Not long ago I was meeting with a couple who were relatively new clients. We were going over data on a recent mutual fund investment, and I commented that I was surprised to see the fund offered a commission of 2.25%. As a fee-only financial planner, I rarely pay much attention to whether a fund pays a commission to a broker. I purchase mutual funds on behalf of my clients through a discount broker where no commissions are included in the price.
The clients asked for an explanation of my comment. I told them that commissions were common and that 2.25% was actually on the low side. It’s not unusual for equity mutual funds to charge 5.75% of what you invest. On the other hand, fee-only financial planners typically charge fees of about 1% annually.

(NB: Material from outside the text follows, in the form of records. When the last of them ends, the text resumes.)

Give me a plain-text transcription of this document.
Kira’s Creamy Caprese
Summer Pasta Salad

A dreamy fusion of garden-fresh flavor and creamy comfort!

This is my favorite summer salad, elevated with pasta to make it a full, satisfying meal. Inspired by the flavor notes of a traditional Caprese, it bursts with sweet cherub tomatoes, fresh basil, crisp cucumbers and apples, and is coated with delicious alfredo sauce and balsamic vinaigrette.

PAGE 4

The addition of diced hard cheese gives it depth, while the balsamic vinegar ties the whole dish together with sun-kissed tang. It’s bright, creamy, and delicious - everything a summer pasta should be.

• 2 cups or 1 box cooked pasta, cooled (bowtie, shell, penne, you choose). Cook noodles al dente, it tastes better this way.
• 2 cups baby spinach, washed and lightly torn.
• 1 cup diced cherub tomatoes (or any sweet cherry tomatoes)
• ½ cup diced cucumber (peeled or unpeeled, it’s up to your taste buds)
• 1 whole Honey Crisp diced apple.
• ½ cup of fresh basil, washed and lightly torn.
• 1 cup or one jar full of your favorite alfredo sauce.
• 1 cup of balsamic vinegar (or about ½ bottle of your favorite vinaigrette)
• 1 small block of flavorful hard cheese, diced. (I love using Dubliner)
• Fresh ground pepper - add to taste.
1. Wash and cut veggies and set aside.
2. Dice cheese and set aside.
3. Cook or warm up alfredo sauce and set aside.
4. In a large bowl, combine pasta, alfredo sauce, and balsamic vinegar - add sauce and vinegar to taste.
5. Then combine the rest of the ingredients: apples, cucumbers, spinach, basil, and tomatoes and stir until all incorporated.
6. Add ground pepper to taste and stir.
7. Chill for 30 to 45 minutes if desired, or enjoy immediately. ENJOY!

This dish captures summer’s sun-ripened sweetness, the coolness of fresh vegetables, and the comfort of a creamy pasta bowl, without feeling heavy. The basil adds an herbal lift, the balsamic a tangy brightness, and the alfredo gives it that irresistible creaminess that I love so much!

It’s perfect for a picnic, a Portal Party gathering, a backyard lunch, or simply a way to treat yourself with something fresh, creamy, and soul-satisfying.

They were surprised to learn that, had they dealt with a stock broker or mutual fund salesperson, the purchases we had made over the past few months would have cost them around $28,000 in commissions. Instead, they had paid me about $9,000 in fees for full financial planning, not just investing their money. At this point, the wife turned to her husband and said, “I guess now you will stop complaining about his high fees!”
The notion that a fee-only planner has high fees isn’t unusual. The main reason for this misperception can be explained in one word: disclosure.
Most customers of financial product salespeople don’t pay attention to how much they pay in commissions. That amount is easy to miss unless you read the fine print or ask the right questions. You will never receive an invoice for the commission or have it appear on any statement because the fund company takes commissions out of either the principal you invest or your return.
If the commission is taken out of your principal (called a front-end load) you will simply receive fewer shares than the total amount you invested could have purchased. It’s like paying $100 to Safeway and only receiving $95 worth of groceries because $5 went to the cashier.
A commission taken out of your return (called a back-end load) is even harder to spot. For example, if your brokerage statement shows a fund had a return of 5% in any given year, that return is always stated after deducting expenses and commissions. In this example, the fund really earned 7.5% and paid 2.5% in expenses and commissions—not an uncommon amount. You then netted the remaining 5%. To find out what the fund paid out in commissions, you would have to dig deep into the prospectus.
This lack of full disclosure is one reason why so many customers of financial salespeople think they don’t pay their advisor anything. They never get an invoice or see a statement where the commission is deducted. The only way to know exactly what fees they pay is to ask and insist on getting a clear answer.
Contrast that method of payment with that of a fee-only advisor. All of a fee-only professional’s clients know exactly what they pay annually. Most of the time, they must write a check two to four times a year. Even when clients prefer to have the planner’s fees deducted from investment returns, they receive invoices clearly stating the amount of the fees.
This disclosure ensures that clients know what they’re paying. That total amount can seem high, even though it is less than a broker’s commissions would be. Commission salespeople count on the fact that, to the unknowing customer, a fee you don’t see is always easier to stomach than a fee you see.